O dia-a-dia brasileiro, segundo o escritor, limitou bastante o sentido da palavra folclore. Isto porque não existe apenas a "musica folclorica" ou a "dança folclorica", mas sim o folclore em si mesmo: as pragas, as obscenidades, as conversas, as cantigas, os diferentes tipos de linguajar, a pesca de jangada, a dormida na rede. Isto tudo faz parte de um conjunto que, no seu entender, dificilmente pode ser analisado qualquer de seus aspectos isoladamente.
O primeiro artigo de Luís da Camara Cascudo foi publicado num jornal de seu pai, em Natal, e tinha por titulo "A Mulher na Literatura Brasileira".

O homem

Explicando quem era o homem Luís da Camara Cascudo, seu filho Fernando esclareceu que ele acorda cedo, fuma de 15 a 20 charutos por dia, só recebe visitas vestindo paletó de pijama, é iniciado em Teoria Musical e Direito Canonico, toca piano, reza diariamente e traz sempre um terço consigo, mas vai pouco à missa. Detesta formalismo e é comedor nº 1 de sorvetes no Rio Grande do Norte.

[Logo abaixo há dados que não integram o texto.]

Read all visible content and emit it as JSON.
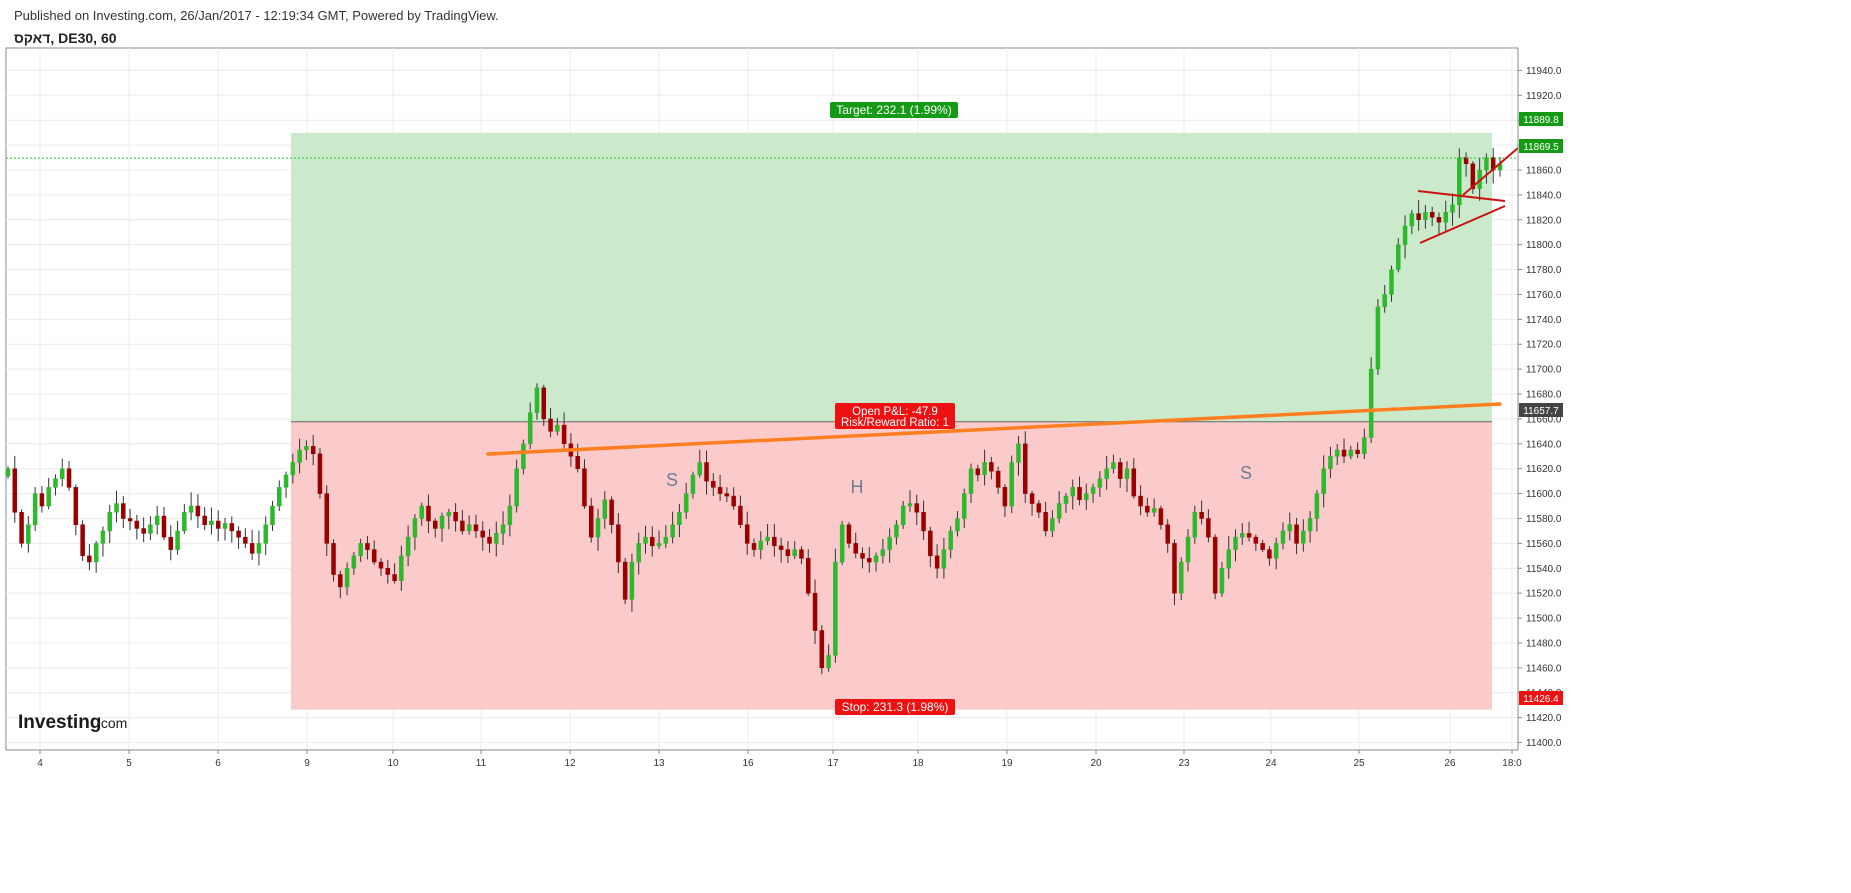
{
  "header": {
    "published": "Published on Investing.com, 26/Jan/2017 - 12:19:34 GMT, Powered by TradingView.",
    "symbol_title": "דאקס, DE30, 60"
  },
  "logo": {
    "brand": "Investing",
    "suffix": ".com"
  },
  "colors": {
    "up_candle": "#2eb82e",
    "down_candle": "#990000",
    "target_zone": "#cbeacb",
    "stop_zone": "#fbcaca",
    "target_label": "#149a14",
    "stop_label": "#ee1111",
    "trendline": "#ff7f20",
    "triangle_lines": "#cc1111",
    "current_price_line": "#27c427"
  },
  "chart_data": {
    "type": "candlestick",
    "title": "דאקס, DE30, 60",
    "x_tick_labels": [
      "4",
      "5",
      "6",
      "9",
      "10",
      "11",
      "12",
      "13",
      "16",
      "17",
      "18",
      "19",
      "20",
      "23",
      "24",
      "25",
      "26",
      "18:0"
    ],
    "y_tick_labels": [
      "11940.0",
      "11920.0",
      "11900.0",
      "11880.0",
      "11860.0",
      "11840.0",
      "11820.0",
      "11800.0",
      "11780.0",
      "11760.0",
      "11740.0",
      "11720.0",
      "11700.0",
      "11680.0",
      "11660.0",
      "11640.0",
      "11620.0",
      "11600.0",
      "11580.0",
      "11560.0",
      "11540.0",
      "11520.0",
      "11500.0",
      "11480.0",
      "11460.0",
      "11440.0",
      "11420.0",
      "11400.0"
    ],
    "y_ticks": [
      11940,
      11920,
      11900,
      11880,
      11860,
      11840,
      11820,
      11800,
      11780,
      11760,
      11740,
      11720,
      11700,
      11680,
      11660,
      11640,
      11620,
      11600,
      11580,
      11560,
      11540,
      11520,
      11500,
      11480,
      11460,
      11440,
      11420,
      11400
    ],
    "ylim": [
      11394,
      11958
    ],
    "grid": true,
    "closes": [
      11620,
      11585,
      11560,
      11575,
      11600,
      11590,
      11605,
      11612,
      11620,
      11605,
      11575,
      11550,
      11545,
      11560,
      11570,
      11585,
      11592,
      11580,
      11578,
      11572,
      11568,
      11575,
      11582,
      11565,
      11555,
      11570,
      11585,
      11590,
      11582,
      11575,
      11578,
      11572,
      11576,
      11570,
      11565,
      11560,
      11552,
      11560,
      11575,
      11590,
      11605,
      11615,
      11625,
      11635,
      11638,
      11632,
      11600,
      11560,
      11535,
      11525,
      11540,
      11550,
      11560,
      11555,
      11545,
      11540,
      11535,
      11530,
      11550,
      11565,
      11580,
      11590,
      11578,
      11572,
      11582,
      11585,
      11578,
      11570,
      11575,
      11570,
      11565,
      11560,
      11568,
      11575,
      11590,
      11620,
      11640,
      11665,
      11685,
      11660,
      11650,
      11655,
      11640,
      11630,
      11620,
      11590,
      11565,
      11580,
      11595,
      11575,
      11545,
      11515,
      11545,
      11560,
      11565,
      11558,
      11560,
      11565,
      11575,
      11585,
      11600,
      11615,
      11625,
      11610,
      11605,
      11600,
      11598,
      11590,
      11575,
      11560,
      11555,
      11562,
      11565,
      11558,
      11555,
      11550,
      11555,
      11548,
      11520,
      11490,
      11460,
      11470,
      11545,
      11575,
      11560,
      11552,
      11548,
      11545,
      11550,
      11555,
      11565,
      11575,
      11590,
      11592,
      11585,
      11570,
      11550,
      11540,
      11555,
      11570,
      11580,
      11600,
      11620,
      11615,
      11625,
      11618,
      11605,
      11590,
      11625,
      11640,
      11600,
      11592,
      11585,
      11570,
      11580,
      11592,
      11598,
      11605,
      11595,
      11600,
      11605,
      11612,
      11620,
      11625,
      11612,
      11620,
      11598,
      11590,
      11585,
      11588,
      11575,
      11560,
      11520,
      11545,
      11565,
      11585,
      11580,
      11565,
      11520,
      11540,
      11555,
      11565,
      11568,
      11565,
      11560,
      11555,
      11548,
      11560,
      11570,
      11575,
      11560,
      11570,
      11580,
      11600,
      11620,
      11630,
      11635,
      11630,
      11635,
      11632,
      11645,
      11700,
      11750,
      11760,
      11780,
      11800,
      11815,
      11825,
      11820,
      11826,
      11822,
      11818,
      11826,
      11832,
      11870,
      11865,
      11845,
      11860,
      11870,
      11860,
      11865
    ]
  },
  "overlays": {
    "target_label": "Target: 232.1 (1.99%)",
    "stop_label": "Stop: 231.3 (1.98%)",
    "pnl_label": "Open P&L: -47.9",
    "rr_label": "Risk/Reward Ratio: 1",
    "pattern_letters": [
      "S",
      "H",
      "S"
    ],
    "entry_price": 11657.7,
    "target_price": 11889.8,
    "stop_price": 11426.4,
    "current_price": 11869.5,
    "price_badges": [
      "11889.8",
      "11869.5",
      "11657.7",
      "11426.4"
    ]
  }
}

Depois de relatar a cronologia de suas obras e revelar que o "Dicionario de Folclore" só surgiu a partir de uma solicitação de Augusto Mayer, que se interessou pelos apontamentos que elaborara para auxiliar o trabalho, Luís da Camara Cascudo encerrou seu depoimento com outra expressão bem humorada:
"Pois é, meus filhos: gosto muito do Brasil. Aqui não tem ladrão, não tem especulação, não tem nada disso. Não é verdade, mas é bem gostoso".